The C and C++ examples of finding the length of a string of wide characters (wchar_t) were just plain wrong, so I deleted them. Regardless of string length, the examples would always show 16 because it was computing against the length of a pointer to a wchar_t, rather than the length of the string. --139.85.252.186 17:00, 23 April 2007 (EDT)

I've undone the delete of the C++ example. While you were right about the C example (except it will show the product of a pointer size and a wchar_t size, which is not necessarily 16, but depends on the CPU and OS), the C++ example does not even contain a pointer (except hidden somewhere in the internals of C++), and std::wstring::length() returns the number of characters, not the size of a pointer (which would be quite pointless anyway). --Ce 17:40, 23 April 2007 (EDT)


The task should clarify what "byte length" mean. For C, with its traditional representation of strings and notion of mulitbyte encodings byte length makes perfect sense. But for other string representations that is not clear: do we mean amount of storage taken by string? However, C string length is smaller than storage use (because of null terminator) and other languages frequently add extra data to strings: tags, count giving current length, count giving capacity. Also, there is separate task devoted to size of variables, so I would prefer avoid question of storage size here.

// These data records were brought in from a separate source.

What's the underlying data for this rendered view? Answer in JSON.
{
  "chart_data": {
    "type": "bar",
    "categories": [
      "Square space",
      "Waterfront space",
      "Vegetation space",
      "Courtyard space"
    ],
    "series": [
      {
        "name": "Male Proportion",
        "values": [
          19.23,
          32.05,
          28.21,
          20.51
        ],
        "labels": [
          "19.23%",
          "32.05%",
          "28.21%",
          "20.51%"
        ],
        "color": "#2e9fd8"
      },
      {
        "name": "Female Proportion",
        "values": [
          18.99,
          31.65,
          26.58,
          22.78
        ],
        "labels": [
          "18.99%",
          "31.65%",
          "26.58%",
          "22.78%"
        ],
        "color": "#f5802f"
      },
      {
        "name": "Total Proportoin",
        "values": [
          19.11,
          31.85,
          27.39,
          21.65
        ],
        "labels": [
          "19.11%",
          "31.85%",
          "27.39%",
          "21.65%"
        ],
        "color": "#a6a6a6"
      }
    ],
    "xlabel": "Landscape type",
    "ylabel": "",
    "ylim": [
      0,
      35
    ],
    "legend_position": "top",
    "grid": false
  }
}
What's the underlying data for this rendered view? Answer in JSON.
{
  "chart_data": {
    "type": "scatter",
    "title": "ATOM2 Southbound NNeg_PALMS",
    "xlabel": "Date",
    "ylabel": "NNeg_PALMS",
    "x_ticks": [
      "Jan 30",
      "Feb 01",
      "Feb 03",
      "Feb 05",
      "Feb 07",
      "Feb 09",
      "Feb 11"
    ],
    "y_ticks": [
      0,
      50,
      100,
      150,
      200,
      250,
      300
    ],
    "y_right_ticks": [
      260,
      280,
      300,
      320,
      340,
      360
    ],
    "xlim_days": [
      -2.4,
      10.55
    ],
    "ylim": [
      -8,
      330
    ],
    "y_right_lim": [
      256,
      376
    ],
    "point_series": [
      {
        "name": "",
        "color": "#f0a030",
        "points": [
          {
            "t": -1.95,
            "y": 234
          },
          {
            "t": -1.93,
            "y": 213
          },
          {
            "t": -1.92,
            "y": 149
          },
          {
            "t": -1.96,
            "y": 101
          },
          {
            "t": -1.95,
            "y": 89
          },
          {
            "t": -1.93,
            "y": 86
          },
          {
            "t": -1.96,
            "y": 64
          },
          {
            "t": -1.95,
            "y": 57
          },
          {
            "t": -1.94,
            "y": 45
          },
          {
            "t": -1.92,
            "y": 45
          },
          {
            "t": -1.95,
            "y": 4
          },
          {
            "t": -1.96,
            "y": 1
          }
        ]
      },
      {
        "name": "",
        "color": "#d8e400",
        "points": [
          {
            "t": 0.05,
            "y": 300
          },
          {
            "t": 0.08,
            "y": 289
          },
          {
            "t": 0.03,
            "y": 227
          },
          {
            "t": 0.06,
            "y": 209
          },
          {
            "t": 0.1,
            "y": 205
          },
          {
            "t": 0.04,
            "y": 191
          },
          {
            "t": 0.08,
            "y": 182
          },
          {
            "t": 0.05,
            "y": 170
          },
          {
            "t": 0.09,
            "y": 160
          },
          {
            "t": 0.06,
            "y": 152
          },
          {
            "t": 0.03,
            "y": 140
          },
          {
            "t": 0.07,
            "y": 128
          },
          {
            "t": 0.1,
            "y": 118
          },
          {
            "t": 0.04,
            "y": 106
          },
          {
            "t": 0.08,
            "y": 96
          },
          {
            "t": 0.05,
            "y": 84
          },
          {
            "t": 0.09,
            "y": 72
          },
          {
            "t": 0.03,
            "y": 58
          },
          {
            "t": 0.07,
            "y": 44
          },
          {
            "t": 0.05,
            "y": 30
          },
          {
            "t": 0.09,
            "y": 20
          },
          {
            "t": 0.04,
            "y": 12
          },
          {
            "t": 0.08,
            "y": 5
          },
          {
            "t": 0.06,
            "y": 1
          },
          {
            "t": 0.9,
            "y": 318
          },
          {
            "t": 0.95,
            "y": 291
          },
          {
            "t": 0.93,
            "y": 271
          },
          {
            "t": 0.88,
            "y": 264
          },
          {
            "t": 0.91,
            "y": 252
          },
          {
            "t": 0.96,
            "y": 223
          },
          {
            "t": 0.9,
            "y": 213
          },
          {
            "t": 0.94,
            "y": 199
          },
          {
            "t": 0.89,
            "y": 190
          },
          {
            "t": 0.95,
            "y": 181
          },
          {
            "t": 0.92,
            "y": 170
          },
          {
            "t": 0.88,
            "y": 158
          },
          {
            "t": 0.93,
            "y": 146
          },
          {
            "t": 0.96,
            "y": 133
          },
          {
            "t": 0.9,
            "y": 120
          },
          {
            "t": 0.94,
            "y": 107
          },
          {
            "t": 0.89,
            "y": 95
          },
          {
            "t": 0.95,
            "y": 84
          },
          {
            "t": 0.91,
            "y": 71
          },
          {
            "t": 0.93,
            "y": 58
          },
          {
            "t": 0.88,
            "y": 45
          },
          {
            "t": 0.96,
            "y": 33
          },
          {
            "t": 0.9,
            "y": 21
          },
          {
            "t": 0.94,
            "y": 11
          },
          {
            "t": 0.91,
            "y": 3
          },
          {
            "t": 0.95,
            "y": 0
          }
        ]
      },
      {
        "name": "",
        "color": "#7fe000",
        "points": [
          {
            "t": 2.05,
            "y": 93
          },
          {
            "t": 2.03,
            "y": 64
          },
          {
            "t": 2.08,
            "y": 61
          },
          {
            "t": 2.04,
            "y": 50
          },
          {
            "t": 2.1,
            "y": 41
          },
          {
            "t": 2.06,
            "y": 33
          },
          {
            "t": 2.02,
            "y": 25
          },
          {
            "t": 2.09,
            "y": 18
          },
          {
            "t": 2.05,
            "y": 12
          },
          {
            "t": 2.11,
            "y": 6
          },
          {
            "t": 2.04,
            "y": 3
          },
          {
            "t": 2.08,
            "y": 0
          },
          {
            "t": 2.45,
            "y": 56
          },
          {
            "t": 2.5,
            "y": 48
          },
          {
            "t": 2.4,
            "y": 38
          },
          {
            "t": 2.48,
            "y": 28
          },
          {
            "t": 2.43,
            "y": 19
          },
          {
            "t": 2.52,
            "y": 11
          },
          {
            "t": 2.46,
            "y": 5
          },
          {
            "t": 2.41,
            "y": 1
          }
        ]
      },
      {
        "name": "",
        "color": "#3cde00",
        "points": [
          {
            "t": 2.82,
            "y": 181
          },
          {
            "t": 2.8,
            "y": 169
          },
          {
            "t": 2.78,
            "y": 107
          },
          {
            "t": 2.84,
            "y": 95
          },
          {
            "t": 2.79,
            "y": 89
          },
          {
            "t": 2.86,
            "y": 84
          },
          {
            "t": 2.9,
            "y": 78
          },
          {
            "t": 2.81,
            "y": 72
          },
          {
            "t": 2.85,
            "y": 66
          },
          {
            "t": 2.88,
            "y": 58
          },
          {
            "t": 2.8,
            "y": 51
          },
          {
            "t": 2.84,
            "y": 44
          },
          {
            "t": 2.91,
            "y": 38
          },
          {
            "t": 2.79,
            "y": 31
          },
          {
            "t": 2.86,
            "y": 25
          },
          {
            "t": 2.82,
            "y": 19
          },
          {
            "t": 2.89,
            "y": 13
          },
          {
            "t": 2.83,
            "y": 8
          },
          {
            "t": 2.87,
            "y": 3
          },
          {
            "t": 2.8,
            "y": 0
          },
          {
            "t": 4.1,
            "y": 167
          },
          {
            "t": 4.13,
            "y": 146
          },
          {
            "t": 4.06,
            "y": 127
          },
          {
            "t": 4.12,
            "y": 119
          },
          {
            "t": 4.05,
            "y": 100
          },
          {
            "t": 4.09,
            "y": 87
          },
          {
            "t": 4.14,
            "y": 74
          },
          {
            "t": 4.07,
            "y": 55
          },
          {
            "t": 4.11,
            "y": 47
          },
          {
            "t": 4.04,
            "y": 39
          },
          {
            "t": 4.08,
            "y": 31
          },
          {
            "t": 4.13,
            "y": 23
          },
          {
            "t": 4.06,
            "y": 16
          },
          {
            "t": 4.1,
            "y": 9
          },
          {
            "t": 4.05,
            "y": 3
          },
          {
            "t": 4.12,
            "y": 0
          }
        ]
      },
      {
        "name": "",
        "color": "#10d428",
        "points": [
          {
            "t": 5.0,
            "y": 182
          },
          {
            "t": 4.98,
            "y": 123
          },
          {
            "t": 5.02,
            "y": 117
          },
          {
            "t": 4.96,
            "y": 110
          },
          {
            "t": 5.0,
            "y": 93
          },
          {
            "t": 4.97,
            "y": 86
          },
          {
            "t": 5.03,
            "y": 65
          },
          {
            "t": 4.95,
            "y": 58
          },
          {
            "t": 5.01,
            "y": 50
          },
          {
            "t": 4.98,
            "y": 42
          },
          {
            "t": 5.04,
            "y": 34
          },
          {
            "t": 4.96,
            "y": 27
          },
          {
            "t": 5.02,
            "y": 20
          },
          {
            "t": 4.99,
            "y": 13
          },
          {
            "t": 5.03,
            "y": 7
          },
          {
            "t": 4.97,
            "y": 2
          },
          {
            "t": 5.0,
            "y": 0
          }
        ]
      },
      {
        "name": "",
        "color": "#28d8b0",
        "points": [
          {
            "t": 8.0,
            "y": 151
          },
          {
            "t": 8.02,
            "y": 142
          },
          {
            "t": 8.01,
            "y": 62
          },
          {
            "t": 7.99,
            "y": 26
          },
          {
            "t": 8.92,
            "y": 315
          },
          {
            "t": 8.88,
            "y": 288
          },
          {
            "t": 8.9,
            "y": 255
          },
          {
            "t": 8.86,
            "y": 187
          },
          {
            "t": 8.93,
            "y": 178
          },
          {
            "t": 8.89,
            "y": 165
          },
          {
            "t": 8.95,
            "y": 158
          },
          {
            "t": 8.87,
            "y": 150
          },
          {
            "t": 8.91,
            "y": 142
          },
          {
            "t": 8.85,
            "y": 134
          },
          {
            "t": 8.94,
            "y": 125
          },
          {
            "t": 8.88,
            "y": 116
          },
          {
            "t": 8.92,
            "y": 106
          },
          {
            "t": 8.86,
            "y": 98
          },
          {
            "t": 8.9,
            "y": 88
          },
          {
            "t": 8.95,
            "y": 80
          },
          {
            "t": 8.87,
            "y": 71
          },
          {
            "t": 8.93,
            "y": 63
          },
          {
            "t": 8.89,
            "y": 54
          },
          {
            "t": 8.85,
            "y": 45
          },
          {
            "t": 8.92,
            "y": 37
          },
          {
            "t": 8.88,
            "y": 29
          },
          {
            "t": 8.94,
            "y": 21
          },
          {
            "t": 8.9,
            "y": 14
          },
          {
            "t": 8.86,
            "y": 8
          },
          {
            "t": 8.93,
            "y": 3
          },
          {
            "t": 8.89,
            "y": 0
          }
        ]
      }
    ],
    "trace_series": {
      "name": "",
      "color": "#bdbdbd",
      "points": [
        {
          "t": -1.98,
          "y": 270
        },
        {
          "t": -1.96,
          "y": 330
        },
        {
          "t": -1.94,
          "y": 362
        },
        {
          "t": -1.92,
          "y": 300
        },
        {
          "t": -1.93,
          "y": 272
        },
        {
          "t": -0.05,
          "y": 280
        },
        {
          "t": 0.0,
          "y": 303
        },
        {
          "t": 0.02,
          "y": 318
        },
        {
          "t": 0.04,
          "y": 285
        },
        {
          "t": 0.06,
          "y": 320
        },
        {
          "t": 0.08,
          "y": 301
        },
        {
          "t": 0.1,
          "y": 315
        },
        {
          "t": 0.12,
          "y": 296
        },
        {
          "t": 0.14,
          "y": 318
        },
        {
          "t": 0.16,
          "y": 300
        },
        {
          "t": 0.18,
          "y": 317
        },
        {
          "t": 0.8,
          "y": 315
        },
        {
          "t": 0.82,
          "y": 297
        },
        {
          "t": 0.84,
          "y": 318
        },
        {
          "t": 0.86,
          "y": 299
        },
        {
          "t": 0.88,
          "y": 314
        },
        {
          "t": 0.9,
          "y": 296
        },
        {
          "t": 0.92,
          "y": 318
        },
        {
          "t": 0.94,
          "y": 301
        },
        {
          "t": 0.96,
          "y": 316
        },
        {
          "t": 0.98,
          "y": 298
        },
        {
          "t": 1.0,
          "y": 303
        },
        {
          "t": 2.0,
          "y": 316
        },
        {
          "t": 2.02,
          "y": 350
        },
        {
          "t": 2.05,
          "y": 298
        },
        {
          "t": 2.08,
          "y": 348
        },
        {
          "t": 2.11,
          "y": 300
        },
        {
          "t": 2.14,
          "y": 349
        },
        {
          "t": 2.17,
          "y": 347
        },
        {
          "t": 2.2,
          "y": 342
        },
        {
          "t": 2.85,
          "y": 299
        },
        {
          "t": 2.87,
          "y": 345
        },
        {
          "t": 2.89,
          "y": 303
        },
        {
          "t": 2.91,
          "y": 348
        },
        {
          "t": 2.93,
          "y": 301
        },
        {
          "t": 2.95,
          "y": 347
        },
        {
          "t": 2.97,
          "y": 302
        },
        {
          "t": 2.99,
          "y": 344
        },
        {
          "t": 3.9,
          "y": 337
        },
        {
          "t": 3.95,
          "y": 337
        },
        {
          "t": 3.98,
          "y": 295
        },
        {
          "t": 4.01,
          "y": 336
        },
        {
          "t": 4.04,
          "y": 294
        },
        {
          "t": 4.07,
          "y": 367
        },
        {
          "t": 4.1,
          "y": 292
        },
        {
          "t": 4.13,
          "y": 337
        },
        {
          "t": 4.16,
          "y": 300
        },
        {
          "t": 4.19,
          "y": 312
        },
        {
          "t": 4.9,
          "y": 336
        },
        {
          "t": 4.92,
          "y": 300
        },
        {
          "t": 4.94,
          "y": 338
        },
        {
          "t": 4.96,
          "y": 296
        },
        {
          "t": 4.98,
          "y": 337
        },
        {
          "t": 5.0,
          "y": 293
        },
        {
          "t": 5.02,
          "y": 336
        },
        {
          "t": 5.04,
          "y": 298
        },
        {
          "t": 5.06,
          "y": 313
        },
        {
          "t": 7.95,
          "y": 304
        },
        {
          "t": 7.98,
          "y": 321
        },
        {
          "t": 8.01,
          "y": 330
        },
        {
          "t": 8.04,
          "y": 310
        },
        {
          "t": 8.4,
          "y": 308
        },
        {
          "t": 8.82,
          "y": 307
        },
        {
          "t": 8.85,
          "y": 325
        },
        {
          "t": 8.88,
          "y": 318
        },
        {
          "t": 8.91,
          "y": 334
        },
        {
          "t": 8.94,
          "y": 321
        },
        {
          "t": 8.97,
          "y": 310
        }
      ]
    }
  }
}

One can talk about "payload size": storage ocupated by characters itself, ommiting control information. But if language uses sophisticated reprezentation of string it may be quite difficult to separate payload form control information.

IMHO the most sensible formulation (and having most practical applications!) is to determine byte length of the printed representation of the string in some external byte-oriented encoding (say UTF-8). If one uses such interpretation then many of current solutions will be incorrect.